2015年1月18日日曜日

シャルリー・エブドのマホメットのカリカチュアをめぐって

先週の水曜日、襲撃されたCharlie Hebdoがテロに屈せず最新号を発行した。発行部数は、700万部(増刷含む)に上るという。マホメット(日本では最近、ムハンマドと言うらしい)がJe suis Charlieの札を持って泣いている姿にTout est pardonéeとキャプションがついた表紙は、発売になる前から話題になり、賛否両論が沸き起こった。

ところで、このキャプションの訳は「すべては赦された」が正しく、日本の報道で目にする「すべては許される」は間違いだ。「マホメットのカリカチュアを描くことは許可されている」という意味ではないので、念のため(これについては1月13日付のブログに書きました)。

私自身は、この表紙には、シャルリー・エブド側からの赦し(「イスラム教が悪いんじゃない。マホメットは泣いている。仲間を殺されたけど、われわれは血の報復は望まない」というメッセージ)を読み、感動的だと思った。泣いているマホメットもキュートで、優しい笑いを誘った。

けれど、イスラム教の人に同じように伝わるかは心配なところがあると思った。イスラム教では予言者の姿を描いてはいけないことになっているということだから、マホメットを登場させたというだけで冒涜にあたるわけだし、そのマホメットにJe suis Charlieの札を持たせたのは、良く解釈してはもらえないのではないかと思った。実際にJe ne suis pas Charlieと言っている人がたくさんいるのだし。

つまり、自分の側の論理では、とても寛容で和解的なのだけれど、他者の論理ではどう見えるかに思い及んでいないのではないかと思った。自分のユーモアに対してあまりにナイーブな信頼があるように思った(同じことを意地悪く見れば「自分のユーモアを疑わない傲岸さ」になるのだろう)。

それでも、世界中で反シャルリー・エブドのデモが巻き起こり、キリスト教会が襲われたり、怪我人がたくさん出たり、死者も出るに至ったのには驚いた。抗議のデモをするのは構わないけれども、テロリストを称賛するところまで行くのは行き過ぎだ。あんなにソフトな善意のイラストでもこんなことになるのかと思うと、とても悲しい。ユーモアが通じないということがとても悲しい。
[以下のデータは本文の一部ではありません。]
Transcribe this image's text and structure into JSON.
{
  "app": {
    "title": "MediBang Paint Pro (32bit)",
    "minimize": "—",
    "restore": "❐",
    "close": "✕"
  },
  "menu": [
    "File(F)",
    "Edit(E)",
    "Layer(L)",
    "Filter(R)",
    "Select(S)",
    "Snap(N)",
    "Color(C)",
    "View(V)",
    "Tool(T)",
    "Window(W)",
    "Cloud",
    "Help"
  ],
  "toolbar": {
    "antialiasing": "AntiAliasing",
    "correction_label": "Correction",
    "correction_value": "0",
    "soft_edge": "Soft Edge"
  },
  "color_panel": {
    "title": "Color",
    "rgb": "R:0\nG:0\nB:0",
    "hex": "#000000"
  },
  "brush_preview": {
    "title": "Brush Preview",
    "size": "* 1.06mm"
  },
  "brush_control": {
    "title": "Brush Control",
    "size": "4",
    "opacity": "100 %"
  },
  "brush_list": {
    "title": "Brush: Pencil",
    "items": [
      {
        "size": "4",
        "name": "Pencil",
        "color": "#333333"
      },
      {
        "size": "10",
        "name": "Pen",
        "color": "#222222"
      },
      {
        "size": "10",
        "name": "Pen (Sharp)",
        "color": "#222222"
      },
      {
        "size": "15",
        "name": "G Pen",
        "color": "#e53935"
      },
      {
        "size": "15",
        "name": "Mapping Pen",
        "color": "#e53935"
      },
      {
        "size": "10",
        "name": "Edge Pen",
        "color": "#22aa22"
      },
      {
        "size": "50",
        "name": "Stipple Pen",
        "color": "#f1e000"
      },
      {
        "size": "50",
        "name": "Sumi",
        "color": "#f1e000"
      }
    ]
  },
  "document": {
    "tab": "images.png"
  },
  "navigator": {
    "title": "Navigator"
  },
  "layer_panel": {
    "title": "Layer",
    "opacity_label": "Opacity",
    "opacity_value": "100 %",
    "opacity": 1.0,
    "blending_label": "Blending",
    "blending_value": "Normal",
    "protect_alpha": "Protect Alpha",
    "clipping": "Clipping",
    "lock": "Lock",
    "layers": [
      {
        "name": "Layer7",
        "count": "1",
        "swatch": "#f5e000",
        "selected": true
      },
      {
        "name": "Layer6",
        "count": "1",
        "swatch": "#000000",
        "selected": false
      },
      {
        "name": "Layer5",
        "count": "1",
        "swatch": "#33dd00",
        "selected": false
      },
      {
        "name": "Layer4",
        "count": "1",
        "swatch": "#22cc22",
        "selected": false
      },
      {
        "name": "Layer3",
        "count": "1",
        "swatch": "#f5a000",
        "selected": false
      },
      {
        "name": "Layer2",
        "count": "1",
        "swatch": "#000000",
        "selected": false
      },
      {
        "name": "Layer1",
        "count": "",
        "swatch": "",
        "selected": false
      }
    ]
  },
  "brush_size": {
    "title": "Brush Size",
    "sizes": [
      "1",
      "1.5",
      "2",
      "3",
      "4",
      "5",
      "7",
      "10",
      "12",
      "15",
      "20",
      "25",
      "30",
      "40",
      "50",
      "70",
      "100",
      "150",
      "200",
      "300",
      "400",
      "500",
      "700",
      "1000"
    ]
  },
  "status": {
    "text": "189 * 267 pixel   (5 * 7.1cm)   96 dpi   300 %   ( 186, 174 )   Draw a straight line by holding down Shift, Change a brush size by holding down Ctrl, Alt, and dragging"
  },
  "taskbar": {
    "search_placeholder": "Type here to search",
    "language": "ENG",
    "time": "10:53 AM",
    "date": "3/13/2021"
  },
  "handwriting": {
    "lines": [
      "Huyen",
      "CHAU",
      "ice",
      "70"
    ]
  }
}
ユーモアは絶対的なものじゃない。誰にでも通じるわけじゃない。文化を共有していないと、笑いは共有できないのだ。

けれど、
「ユーモアを解する人間とユーモアを解さない人間がいるのではなくて、ユーモアが通じる人間関係とユーモアが通い合わない人間関係があるわけで、ユーモアの受容は、能力やセンスよりも、関係性に依存しているのである。」
このシャルリー・エブドの風刺をめぐって、小田嶋隆が日経ビジネスオンラインに書いていた。

「文化」と言ってしまわず、「関係性」という言葉で捉えるなら… 関係性を変えることで、ユーモアを共有できる日が、来るのかもしれない、とぼんやり思う。逆に言えば、関係性が変わらない限り、ユーモアは問題を起こし続けるのだけれど。

フランスでは今、いたるところで表現の自由とその制限の可能性について議論が起こっている。娘も中学の教室で、漫画を見せられて議論をして来た。今回の表紙の絵ではないが、シャルリー・エブドにかつて掲載された漫画をめぐって、「こういうものはさすがに発表すべきでない」という意見が、イスラム教徒でない生徒のなかからも出て来たそうだ。娘自身は、「この絵が描かれたコンテクストを考慮すれば、決してイスラム教徒に悪意のあるものではないことが分かる。ただ、分からない人もいると思う」と意見を述べて来たと言う。


昨日の報道では、週刊紙Journal du dimanche の調査によると「イスラム教徒の気持ちを害することを考慮して、マホメットのカリカチュアは雑誌・新聞に掲載しないほうがよい」とした回答が42%あった。57%は、表現の自由に制限を設けることに反対し「今後もマホメットのカリカチュアは掲載すべき」としている。